Dans les conseils de classe, l'usage actuel est de ne pas décerner « Félicitations », « Encouragements » et autres « Compliments » (sic!) à un élève brillant, dès lors qu'il manifeste un comportement répréhensible (par rapport au Règlement Intérieur et/ou à l'Éthique) ou gênant (pour l'enseignant et la classe).

Cette confusion entre les Performatifs intellectuels et sociaux est pathogène, surtout pour des adolescents au narcissisme flou.

Imaginons qu'un esprit pervers (un... Pervers Narcissique, par exemple!) veuille « démolir » un adulte (en général pour affirmer sa supériorité, le P.N. étant lui même très peu étayé par un narcissisme archaïque défaillant et perturbé) : la méthode est simple, constante dans la clinique : SUPPRIMER LES FRONTIÈRES ENTRE LES SPHÈRES AFFECTIVES (image de Soi, sentiments, humeur et ressentis...),PERFORMATIVES (capacité -ou non- de faire, d'accomplir une tâche) et INSTITUTIONNELLES (statut social, familial, professionnel, administratif, normé).

La grande majorité des dépressions procède de cette confusion : l'individu, agressé dans une des sphères (critiques / humeur / désamour / désaveu sociétal), est GLOBALEMENT détruit, sans pouvoir compenser les blessures d'un secteur par l'exaltation ou au moins la préservation d'un autre.

La survie consiste, est c'est le fondement des thérapies, non pas à supprimer les blessures (elles sont quasi inévitables...), mais à permettre que se construise un « Moi » fort, structuré, chéri, à la fois refuge et ressourcement.

Les adultes sont censés avoir un tel Moi structuré, condition nécessaire pour se prêter au théâtre social, à ses compromis et... à ses vexations (ses narcissisations aussi, mais les gratifications sont plutôt rares...).

Bon nombre d'enseignants subissent de plein fouet cette masse de « vexations » (blessures narcissiques), au point d'être souvent en dépression chronique (masquée ou non, cf l'étude ICI :link ).

Or le système pérennise sans nuance ce qui produit sa propre douleur et participe de son inefficacité.

Un adolescent a encore moins de chance de résister : doté d'un « MOI » flou, encore insubstantiel, écartelé entre des demandes contradictoires (parents, amis, enseignants, imagos sociales...) il explore des théâtralisations variées.

À terme, il privilégie (stratégie inconsciente) celle qui lui apporte le plus de gratifications ; le système scolaire est donc en compétition avec d'autres phares/fards : s'il ne gratifie rien, s'il ne présente aucun pôle identificatoire (la Culture ? Des cours brillants ? Une atmosphère de vivacité, de vitalité ? Des connivences subtiles ? Cela n'est opérationnel qu'avec « les Héritiers » -cf.
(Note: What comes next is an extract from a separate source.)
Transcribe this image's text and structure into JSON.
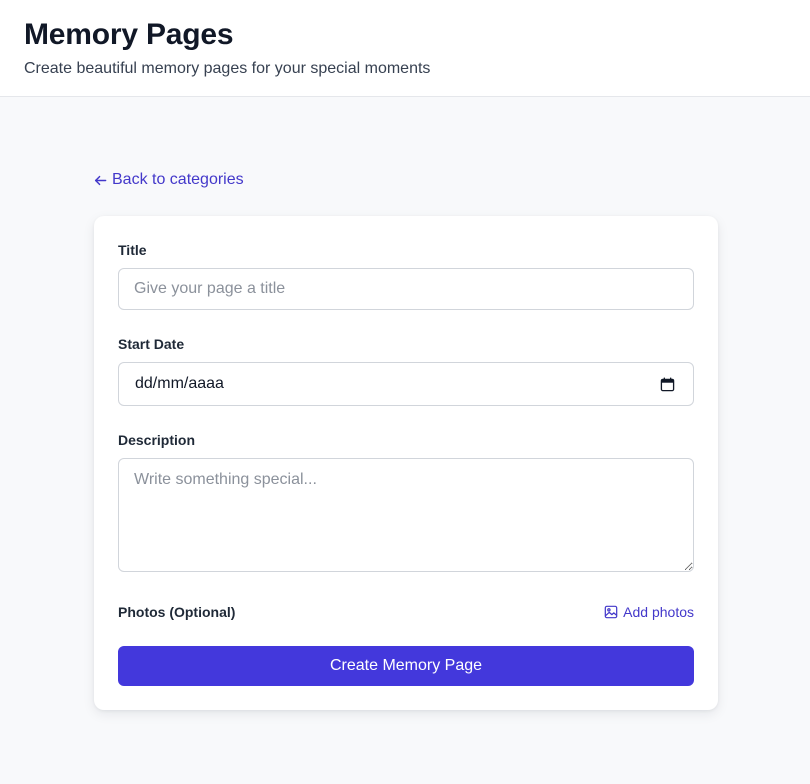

Bourdieu- , ce qu'on nommait naguère les « classes CAMIF », et encore...), il ne peut rivaliser avec les très efficaces sirènes des médias, des « meutes », des « petits caïds » et des «gadgets technologiques ».

Les « comportements » sont variables, nous mêmes avons en mémoire des errements passés qui, à l'époque, disjoints des évaluations performatives, ne les ont pas empêchées...

L'élève de 2012 est confronté à une évaluation globale, qui a tendance à se donner comme « atemporelle » : sa palette d'expérimentations s'en trouve considérablement réduite, d'où ce sentiment de déréliction (en théologie, sentiment d'être abandonné par Dieu...), de déshérence de plus en plus fréquent.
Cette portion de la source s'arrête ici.